Decomposition strategies in large-scale process mining involve breaking down a complex process into smaller, more manageable components or subprocesses. This approach can tackle the performance and complexity issues that arise when dealing with extensive process models and data. Here are some of the main benefits and challenges of applying decomposition strategies in such projects:

Benefits:

1. Scalability: Decomposition allows for the analysis of very large datasets and complex processes by tackling each smaller segment independently. This can enable the process mining tools to handle larger volumes of data than they could if the process was treated as a monolithic whole.

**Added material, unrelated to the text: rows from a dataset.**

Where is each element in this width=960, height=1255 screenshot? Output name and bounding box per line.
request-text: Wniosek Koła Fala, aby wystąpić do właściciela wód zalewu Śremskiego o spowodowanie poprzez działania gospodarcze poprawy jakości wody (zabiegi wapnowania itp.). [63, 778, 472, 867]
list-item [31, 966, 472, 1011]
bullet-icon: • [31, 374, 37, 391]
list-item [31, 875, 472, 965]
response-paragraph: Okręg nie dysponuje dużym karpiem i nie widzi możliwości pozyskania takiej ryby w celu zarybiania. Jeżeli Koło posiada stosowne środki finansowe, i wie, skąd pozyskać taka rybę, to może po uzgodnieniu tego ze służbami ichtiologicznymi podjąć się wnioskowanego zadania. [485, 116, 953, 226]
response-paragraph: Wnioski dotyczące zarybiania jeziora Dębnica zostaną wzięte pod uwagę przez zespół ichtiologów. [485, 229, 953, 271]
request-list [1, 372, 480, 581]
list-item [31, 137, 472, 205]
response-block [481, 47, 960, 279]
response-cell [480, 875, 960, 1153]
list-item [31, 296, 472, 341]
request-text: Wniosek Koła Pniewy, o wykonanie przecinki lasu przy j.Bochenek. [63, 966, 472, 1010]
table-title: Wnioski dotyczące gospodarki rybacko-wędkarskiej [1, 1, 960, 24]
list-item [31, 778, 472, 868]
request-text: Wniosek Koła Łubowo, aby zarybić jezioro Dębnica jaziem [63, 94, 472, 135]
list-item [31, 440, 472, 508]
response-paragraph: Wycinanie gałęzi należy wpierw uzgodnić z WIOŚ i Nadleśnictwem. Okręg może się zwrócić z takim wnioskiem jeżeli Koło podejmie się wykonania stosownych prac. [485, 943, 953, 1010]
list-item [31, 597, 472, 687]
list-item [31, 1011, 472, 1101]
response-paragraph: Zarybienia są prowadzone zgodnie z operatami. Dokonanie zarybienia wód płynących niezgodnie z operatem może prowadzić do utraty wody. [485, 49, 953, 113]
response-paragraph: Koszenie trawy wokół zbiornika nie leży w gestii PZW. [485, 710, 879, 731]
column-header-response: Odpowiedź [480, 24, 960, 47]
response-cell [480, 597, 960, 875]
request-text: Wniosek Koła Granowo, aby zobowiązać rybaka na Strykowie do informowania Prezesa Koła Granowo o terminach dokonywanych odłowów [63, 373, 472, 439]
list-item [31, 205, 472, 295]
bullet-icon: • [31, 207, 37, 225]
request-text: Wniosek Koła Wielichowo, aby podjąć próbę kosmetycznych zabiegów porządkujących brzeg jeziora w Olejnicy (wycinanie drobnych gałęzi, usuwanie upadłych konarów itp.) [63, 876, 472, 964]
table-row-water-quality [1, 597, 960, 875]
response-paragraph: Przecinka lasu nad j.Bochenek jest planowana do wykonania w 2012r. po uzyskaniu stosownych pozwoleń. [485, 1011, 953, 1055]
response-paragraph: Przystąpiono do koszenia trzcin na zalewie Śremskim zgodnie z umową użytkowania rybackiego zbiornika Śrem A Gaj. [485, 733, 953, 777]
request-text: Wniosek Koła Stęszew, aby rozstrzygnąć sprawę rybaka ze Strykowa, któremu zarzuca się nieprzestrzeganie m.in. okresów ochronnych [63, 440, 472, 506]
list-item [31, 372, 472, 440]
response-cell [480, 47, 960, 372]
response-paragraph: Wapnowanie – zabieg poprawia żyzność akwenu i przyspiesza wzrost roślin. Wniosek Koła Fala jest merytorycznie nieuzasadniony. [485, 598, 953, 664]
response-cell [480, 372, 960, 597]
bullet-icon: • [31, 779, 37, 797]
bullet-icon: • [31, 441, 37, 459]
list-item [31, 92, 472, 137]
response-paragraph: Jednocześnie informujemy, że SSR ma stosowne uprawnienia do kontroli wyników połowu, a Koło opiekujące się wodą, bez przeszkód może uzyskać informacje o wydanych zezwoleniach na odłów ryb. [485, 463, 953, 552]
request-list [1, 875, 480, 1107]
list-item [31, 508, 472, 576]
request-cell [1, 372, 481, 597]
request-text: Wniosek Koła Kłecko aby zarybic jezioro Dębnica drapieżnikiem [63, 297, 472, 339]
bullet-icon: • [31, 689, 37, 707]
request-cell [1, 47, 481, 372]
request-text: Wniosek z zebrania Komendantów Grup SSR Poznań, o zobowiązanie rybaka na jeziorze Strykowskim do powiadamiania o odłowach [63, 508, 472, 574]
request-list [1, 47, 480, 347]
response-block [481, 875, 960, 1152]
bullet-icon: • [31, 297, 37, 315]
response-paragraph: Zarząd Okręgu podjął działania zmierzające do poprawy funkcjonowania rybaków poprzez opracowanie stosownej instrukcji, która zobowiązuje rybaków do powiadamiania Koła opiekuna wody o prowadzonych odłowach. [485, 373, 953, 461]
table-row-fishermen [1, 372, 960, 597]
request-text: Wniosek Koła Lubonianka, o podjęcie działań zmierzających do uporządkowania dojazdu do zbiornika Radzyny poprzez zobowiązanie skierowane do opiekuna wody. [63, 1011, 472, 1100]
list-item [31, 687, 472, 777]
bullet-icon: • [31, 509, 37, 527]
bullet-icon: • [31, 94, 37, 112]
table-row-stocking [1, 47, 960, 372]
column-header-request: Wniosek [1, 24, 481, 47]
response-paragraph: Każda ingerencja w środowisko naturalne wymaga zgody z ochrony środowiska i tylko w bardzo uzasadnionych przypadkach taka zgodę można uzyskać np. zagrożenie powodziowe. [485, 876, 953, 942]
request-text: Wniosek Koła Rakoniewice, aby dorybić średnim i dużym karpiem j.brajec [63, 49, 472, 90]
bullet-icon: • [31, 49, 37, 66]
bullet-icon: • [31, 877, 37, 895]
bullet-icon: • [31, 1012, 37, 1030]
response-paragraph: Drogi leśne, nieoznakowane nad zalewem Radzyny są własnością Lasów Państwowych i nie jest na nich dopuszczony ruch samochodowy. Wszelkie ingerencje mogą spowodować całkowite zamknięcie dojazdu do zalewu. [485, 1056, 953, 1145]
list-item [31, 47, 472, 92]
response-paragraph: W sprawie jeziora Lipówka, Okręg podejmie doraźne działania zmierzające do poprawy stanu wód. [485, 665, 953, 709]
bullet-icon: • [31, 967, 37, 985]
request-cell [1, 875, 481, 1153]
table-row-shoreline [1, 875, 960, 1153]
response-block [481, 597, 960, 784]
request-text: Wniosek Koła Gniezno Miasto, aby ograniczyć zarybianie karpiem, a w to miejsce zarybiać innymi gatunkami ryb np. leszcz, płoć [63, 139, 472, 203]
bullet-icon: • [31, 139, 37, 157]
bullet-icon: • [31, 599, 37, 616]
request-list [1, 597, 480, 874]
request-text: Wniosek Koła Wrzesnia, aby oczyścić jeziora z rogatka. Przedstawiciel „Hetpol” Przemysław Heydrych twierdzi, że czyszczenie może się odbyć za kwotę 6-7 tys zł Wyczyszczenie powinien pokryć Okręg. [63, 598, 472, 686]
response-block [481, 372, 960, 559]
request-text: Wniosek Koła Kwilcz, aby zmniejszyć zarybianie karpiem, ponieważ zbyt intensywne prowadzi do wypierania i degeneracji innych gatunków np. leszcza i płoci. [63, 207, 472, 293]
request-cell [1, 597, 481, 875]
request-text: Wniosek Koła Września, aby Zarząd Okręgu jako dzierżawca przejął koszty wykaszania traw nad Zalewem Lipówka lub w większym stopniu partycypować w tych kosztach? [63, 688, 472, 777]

2. Performance: By working on smaller subsets of data, process mining algorithms can execute faster, leading to quicker insights and allowing for iterative analysis without long waiting times.

3. Manageable Complexity: Decomposing a large process into smaller parts makes it easier to understand and interpret the results. Each component can be analyzed independently, leading to clearer insights into specific aspects of the overall process.

4. Focused Analysis: Stakeholders can concentrate on critical aspects of the process that are more relevant to their interests. This targeted approach can yield actionable insights that might be diluted in a broader analysis.

5. Distributed Processing: By dividing the process into segments, different teams can work in parallel on different parts of the process, optimizing resource utilization and potentially reducing the time to completion for the project.

Challenges:

1. Inter-Dependency: Processes often have interdependent activities. Decomposition can lead to the loss of contextual information and oversight of the end-to-end process flow, potentially overlooking important interactions between subprocesses.

2. Data Consistency: Ensuring data consistency across decomposed segments can be challenging. The data related to different parts must be accurately synchronized to maintain the integrity of the overall analysis.

3. Event Correlation: Events related to the same case but scattered across different subprocesses need to be correlated correctly. Failure to do so may result in inaccurate reconstructions of process instances.

4. Algorithm Complexity: Decomposing process models while maintaining meaningful results requires sophisticated algorithms. These algorithms must be able to identify appropriate decomposition points and handle the intricacies of process interactions.

5. Overhead: The decomposition and subsequent reintegration of analysis results can introduce additional complexity and management overhead. Proper coordination is required to merge insights from different subprocesses without losing valuable information.

To succeed in applying decomposition strategies in large-scale process mining projects, careful planning and a deep understanding of the process interactions are necessary. While decomposition can offer substantial benefits by making the project more feasible and insightful, it requires handling the decomposition and subsequent analysis with meticulous attention to detail to overcome the challenges.